ネコと満月

交換日記

ネコと満月

ある、満月の夜のことです。


ネコが大勢集まって、じっと月を見ていました。


月は、見られるのが大好きです。

嬉しくなった月は、まるで夜空を昼に変えてしまうように明るく輝きました。


ネコは、それをじっと見ています。


月は、充分に輝いたので、気分が良くなり、さぁそろそろ降りようか、と思いました。


そして、下を見てみると、やはりネコがじっとこちらを見ています。


困ったなぁ。月は考えました。

こんなに見られていると、降りるに降りれないぞ。


ネコは、やっぱりじっと見ています。


月は、もう少しだけ力を振り絞って輝いていたのですが、変わらず、ネコはじっとこちらを見ています。

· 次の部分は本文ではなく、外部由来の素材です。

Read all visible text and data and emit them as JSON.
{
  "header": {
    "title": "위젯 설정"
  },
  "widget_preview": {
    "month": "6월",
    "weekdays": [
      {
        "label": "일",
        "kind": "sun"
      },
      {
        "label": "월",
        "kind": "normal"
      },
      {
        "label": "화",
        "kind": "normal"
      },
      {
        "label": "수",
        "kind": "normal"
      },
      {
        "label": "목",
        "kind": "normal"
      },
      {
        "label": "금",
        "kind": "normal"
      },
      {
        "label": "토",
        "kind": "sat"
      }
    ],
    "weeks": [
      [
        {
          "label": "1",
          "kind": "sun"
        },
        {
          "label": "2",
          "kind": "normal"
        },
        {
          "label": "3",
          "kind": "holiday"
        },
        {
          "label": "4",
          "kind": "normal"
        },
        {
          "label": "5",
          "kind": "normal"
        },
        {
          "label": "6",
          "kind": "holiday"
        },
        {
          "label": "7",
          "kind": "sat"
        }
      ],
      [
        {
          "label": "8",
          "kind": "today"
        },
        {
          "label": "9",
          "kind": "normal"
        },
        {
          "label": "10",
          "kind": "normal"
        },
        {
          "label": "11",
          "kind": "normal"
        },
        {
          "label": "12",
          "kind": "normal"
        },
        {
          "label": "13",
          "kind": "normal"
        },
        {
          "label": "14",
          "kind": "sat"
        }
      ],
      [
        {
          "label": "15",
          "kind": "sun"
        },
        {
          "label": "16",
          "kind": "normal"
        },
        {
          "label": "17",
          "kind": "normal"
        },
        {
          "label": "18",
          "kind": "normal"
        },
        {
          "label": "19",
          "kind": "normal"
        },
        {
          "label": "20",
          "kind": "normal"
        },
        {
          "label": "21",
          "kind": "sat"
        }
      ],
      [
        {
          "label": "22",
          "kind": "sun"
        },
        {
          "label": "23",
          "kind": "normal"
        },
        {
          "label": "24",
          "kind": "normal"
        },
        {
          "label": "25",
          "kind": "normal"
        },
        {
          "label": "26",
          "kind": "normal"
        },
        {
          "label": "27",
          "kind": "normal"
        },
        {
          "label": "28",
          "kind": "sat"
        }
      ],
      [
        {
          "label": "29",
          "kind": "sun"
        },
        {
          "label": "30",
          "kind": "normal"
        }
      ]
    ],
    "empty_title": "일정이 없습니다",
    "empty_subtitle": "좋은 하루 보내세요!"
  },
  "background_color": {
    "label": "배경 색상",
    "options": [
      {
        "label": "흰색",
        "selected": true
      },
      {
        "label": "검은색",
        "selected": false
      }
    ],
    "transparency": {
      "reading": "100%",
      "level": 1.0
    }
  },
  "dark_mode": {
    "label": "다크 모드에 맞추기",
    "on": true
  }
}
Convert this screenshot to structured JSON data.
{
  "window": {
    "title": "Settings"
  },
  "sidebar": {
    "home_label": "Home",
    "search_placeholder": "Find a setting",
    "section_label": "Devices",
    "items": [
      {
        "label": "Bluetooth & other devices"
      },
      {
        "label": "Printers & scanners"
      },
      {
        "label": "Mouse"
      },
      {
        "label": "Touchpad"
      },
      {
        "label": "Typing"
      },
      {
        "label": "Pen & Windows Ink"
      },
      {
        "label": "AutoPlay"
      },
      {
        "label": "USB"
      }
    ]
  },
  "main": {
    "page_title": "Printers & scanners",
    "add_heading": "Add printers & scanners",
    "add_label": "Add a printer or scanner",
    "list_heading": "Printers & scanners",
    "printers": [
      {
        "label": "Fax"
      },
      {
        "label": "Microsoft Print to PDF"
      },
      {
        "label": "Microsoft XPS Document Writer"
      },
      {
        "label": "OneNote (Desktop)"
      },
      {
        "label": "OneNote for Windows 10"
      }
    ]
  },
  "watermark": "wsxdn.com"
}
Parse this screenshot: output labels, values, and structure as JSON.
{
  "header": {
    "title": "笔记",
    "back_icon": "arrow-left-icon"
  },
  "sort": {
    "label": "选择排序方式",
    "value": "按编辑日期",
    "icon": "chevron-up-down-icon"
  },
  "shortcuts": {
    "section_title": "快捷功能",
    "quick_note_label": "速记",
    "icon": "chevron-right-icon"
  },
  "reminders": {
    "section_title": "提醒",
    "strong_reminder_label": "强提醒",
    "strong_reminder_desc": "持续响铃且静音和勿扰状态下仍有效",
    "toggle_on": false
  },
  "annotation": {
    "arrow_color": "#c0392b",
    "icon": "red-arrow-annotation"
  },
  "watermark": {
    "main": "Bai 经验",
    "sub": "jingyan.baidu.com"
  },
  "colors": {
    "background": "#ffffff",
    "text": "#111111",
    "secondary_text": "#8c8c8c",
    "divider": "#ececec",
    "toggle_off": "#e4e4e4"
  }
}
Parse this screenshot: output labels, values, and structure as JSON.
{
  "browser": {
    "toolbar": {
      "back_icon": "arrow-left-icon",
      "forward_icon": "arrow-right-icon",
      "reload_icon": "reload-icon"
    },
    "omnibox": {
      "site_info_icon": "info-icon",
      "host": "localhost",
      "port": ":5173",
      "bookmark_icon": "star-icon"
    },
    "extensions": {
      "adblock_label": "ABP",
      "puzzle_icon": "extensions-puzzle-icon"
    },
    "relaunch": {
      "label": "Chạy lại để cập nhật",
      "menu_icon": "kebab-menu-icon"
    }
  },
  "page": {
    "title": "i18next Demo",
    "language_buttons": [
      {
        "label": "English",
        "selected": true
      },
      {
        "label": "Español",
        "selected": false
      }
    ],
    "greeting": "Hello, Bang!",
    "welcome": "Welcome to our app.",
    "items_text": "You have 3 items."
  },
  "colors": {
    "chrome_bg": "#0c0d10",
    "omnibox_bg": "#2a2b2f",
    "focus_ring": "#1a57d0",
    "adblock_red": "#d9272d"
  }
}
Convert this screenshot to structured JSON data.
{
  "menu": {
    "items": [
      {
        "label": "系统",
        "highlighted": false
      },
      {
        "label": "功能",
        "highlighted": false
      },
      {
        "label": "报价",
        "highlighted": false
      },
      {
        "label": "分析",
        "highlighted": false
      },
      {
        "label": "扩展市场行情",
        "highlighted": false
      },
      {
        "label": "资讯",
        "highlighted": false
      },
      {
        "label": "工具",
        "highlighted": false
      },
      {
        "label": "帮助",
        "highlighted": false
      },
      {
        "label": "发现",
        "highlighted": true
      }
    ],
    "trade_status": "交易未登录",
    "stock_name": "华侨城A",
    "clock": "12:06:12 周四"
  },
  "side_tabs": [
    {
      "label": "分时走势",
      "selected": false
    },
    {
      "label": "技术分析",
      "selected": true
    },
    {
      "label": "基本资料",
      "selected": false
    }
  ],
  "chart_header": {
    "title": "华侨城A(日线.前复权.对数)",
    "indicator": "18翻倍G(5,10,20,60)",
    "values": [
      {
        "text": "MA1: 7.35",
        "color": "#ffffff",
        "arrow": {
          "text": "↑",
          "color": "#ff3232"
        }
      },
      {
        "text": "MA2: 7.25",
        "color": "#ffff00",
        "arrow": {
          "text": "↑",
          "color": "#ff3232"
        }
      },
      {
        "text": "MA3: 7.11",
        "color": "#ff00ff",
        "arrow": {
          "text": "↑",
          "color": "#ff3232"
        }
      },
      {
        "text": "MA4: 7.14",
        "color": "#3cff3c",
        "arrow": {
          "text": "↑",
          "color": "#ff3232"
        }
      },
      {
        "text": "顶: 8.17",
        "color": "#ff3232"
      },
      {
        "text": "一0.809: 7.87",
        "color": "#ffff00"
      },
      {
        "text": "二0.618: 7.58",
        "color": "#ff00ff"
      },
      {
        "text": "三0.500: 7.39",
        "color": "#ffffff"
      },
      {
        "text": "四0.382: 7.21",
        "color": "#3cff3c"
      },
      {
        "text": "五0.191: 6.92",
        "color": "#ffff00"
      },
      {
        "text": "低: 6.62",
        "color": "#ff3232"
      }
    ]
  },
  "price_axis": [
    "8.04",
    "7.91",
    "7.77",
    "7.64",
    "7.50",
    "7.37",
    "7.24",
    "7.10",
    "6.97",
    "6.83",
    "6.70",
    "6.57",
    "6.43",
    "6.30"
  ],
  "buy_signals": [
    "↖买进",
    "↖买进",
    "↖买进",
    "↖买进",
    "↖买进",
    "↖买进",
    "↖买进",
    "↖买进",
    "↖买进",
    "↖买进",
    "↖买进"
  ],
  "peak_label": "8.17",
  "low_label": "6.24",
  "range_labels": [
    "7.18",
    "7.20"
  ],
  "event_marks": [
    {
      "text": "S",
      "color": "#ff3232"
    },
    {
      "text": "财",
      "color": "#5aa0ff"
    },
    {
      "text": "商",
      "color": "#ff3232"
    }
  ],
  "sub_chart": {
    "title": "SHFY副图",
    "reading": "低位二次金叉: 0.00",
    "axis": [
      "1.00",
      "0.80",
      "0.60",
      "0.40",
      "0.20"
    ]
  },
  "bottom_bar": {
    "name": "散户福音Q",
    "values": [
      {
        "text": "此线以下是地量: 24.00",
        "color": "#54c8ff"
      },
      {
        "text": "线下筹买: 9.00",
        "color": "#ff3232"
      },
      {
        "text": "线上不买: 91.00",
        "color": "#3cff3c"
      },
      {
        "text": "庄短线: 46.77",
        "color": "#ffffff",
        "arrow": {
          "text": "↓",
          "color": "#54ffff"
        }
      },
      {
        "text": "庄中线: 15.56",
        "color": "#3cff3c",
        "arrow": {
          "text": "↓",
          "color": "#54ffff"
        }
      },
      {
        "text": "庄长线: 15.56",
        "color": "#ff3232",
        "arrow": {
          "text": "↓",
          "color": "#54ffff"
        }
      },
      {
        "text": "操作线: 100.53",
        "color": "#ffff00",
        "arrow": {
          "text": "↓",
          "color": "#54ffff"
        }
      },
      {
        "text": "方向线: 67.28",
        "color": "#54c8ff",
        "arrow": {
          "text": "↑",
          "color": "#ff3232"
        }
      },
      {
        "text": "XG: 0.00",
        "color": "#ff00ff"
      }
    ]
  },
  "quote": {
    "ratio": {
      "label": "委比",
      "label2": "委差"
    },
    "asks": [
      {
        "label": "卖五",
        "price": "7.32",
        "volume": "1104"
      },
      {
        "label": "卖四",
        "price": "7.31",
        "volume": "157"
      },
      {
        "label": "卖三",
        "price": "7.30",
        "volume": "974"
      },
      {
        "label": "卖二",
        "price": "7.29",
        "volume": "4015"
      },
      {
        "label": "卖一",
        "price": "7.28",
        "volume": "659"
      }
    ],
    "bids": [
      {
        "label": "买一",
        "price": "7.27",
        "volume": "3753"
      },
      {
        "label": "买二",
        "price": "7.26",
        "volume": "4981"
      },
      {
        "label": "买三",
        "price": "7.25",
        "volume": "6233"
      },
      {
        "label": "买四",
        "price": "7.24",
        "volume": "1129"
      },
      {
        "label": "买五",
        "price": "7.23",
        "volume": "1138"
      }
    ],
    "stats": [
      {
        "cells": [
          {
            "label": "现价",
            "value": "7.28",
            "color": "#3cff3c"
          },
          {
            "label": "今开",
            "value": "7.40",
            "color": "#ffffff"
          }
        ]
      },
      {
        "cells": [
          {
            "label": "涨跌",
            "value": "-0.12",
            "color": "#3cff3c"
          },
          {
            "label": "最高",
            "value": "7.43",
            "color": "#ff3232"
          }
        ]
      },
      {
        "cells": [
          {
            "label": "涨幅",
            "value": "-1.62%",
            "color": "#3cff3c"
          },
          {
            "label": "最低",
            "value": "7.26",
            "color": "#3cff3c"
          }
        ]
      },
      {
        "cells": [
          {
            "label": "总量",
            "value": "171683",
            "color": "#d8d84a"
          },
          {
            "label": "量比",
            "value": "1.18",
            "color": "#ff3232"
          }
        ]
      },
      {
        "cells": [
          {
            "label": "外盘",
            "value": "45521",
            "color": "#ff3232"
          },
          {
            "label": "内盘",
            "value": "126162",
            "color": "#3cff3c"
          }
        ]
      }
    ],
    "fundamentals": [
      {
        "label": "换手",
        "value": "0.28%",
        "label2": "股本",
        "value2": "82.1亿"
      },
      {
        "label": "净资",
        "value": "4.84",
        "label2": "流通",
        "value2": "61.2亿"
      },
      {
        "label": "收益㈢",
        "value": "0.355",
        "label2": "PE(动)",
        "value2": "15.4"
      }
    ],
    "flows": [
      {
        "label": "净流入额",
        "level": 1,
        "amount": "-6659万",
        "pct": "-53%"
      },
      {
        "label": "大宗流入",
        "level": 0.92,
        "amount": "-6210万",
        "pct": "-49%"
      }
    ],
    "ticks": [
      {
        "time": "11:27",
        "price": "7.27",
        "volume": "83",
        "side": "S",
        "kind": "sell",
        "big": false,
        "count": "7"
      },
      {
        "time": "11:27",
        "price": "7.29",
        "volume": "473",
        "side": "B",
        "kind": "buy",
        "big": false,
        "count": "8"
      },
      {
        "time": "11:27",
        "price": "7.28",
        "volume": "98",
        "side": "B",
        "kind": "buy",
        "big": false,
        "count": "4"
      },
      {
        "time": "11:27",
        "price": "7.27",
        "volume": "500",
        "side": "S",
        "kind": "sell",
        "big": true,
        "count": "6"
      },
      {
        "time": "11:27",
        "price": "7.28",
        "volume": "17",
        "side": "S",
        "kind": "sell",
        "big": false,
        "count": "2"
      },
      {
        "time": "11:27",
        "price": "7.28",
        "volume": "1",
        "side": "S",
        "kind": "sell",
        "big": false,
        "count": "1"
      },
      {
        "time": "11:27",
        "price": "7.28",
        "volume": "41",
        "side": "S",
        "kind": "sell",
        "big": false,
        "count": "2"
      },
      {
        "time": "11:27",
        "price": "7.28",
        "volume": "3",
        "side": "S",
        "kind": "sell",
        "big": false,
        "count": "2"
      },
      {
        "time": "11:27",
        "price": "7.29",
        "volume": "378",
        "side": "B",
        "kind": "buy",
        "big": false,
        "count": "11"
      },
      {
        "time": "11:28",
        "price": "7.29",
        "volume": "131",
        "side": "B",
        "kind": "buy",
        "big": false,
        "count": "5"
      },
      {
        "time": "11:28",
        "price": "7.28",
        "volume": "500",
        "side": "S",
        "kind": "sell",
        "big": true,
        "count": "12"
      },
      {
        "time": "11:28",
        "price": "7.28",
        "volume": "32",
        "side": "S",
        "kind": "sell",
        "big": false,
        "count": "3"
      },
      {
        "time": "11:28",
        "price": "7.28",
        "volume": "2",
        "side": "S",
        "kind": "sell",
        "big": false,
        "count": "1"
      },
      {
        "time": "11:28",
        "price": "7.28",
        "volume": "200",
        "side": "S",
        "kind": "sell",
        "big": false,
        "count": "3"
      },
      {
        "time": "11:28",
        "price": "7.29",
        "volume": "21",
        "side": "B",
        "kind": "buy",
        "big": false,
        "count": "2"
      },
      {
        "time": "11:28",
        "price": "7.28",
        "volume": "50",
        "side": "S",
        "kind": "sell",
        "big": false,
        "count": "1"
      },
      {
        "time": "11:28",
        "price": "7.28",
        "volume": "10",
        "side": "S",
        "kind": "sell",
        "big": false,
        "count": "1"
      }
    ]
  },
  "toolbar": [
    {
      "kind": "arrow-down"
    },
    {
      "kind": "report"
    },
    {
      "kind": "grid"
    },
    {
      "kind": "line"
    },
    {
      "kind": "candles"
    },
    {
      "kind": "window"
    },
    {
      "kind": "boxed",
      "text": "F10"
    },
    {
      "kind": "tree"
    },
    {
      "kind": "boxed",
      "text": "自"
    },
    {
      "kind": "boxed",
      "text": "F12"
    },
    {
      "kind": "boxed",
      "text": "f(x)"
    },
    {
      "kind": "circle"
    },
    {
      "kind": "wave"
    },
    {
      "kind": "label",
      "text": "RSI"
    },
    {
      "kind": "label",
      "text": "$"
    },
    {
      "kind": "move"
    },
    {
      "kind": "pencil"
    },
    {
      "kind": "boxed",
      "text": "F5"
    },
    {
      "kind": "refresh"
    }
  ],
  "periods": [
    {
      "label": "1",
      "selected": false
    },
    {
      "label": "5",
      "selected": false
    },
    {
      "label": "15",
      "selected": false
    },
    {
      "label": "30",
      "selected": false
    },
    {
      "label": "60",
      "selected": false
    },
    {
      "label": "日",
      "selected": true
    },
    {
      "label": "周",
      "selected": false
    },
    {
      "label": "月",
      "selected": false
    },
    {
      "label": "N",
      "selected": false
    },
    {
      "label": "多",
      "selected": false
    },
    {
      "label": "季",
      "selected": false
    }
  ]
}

そうこうしているうちに、山の向こうから太陽が、呼びかけてきました。

「おおい。もうすぐ夜明けだぞ。早く降りてしまえよ。」


月は驚いて降りようと考えたのですが、

やっぱり、ネコはじっと月を見ています。


あぁ、どうしよう。

月は困ってしまいました。


困っているうちに、どんどん太陽が山の向こうから登ってきます。


「おおい。まだ、そんなところにいるのか。一体何をしているんだ。」


月はすっかり、慌ててしまいましたが、

ネコは、それをじっと見ています。


そうこうしているうちに、空は明るくなってしまいました。


月は、あ、あ、あ、と思う間に、

降りられないまま、消えてしまいました。


朝が来たのです。


ネコは、やっぱり、それを、じっと、眺めていたのでした。